Cervical Cancer Treatment Interventions
Five recent phase 3 trials indicate that a new alternative therapy—cisplatin-based chemoradiation—is more effective than standard therapy using radiation alone in the treatment of advanced cervical cancer (Rose and Lappas 2000). Using an economic model, Rose and Lappas apply unit costs to resource allocation data derived from the cisplatin-based chemoradiation arms of the five randomized trials and examine the benefits in terms of increased median survival time. Costs per YLS for cisplatin-based chemoradiation regimens varied from US$2,384 to US$28,770 on the basis of published survival and from US$308 to US$3,712 on the basis of estimated survival. Although chemoradiation for advanced cervical cancer would probably be considered cost-effective in most developed countries, analyses that take local treatment settings into account are needed to determine if this result also holds for developing countries.
Palliative Care Interventions
The most basic approach to palliative care for terminally ill cancer patients, especially in low-resource settings, involves using inexpensive oral analgesics, ranging from aspirin to opiates, depending on individual patients' needs. Unfortunately, sufficient supplies of opioid drugs for use in palliative care are often not available in developing countries because of regulatory or pricing obstacles, ignorance, or false beliefs (for more information see http://www.medsch.wisc.edu/painpolicy/index.htm and chapter 52).
Appropriate palliative care for cancer patients may involve a variety of other treatment modalities, including antiemetic drugs to relieve the side effects of chemotherapy, radiation to effect temporary tumor regression, and physical therapy to alleviate disability related to lymphedema following breast cancer surgery.
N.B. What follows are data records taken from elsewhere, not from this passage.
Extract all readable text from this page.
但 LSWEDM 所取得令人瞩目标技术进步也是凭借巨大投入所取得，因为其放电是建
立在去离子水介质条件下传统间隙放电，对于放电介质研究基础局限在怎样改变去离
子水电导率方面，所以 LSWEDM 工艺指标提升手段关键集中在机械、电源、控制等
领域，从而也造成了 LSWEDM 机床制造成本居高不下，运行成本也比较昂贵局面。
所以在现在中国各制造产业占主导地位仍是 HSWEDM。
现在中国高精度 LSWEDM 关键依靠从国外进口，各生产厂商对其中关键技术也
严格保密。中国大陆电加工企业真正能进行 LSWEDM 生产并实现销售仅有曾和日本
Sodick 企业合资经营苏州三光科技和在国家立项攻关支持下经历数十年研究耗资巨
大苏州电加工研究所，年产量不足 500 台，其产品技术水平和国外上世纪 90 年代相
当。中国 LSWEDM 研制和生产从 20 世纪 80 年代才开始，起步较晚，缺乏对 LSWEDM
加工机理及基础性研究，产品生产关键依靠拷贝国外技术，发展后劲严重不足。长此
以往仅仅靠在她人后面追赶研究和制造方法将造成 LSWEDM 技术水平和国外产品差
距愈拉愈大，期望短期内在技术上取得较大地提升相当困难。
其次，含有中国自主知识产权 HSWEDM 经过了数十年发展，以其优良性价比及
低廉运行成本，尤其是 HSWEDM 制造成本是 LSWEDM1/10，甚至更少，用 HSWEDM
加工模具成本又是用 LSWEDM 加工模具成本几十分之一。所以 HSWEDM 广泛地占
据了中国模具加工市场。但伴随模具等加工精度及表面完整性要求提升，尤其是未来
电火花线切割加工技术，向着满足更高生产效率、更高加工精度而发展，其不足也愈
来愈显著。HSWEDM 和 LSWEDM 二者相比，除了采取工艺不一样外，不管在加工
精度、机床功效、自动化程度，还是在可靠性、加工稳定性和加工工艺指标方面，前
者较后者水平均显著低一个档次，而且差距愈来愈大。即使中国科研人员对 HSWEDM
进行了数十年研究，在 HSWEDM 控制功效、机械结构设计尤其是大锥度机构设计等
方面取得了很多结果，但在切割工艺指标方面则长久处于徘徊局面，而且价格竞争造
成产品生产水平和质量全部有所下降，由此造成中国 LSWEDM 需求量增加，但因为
Berthelot and others' (2000) study combines information from several clinical trials and Canadian treatment cost information to perform cost-effectiveness analyses of different ambulatory chemotherapy regimens used for patients with metastatic non-small-cell lung cancer to palliate symptoms and modestly improve survival. They report that vinblastine plus cisplatin resulted in both better survival and lower health care expenditures than best supportive care because it resulted in fewer episodes of rehospitalization.
Van den Hout and others' (2003) study examines the cost-effectiveness of single-fraction versus multiple-fraction radiotherapy for palliative treatment of cancer patients with painful bone metastases. They find that overall medical and social costs for single-fraction radiotherapy for palliative therapy—US$1,144 per patient in medical costs and US$1,753 per patient in total social costs—were lower than comparable costs for multiple-fraction radiotherapy, despite the higher rate of retreatment associated with single-fraction radiotherapy. Whether those results are directly applicable to radiation treatment in developing countries, where single-fraction radiation treatment may be relatively less effective, is unknown. Nonetheless, the results strongly suggest that single-fraction radiotherapy may be an acceptable, if not preferred, choice of palliative treatment in settings where resources for radiation treatment are relatively scarce and the need for palliative treatment is relatively high.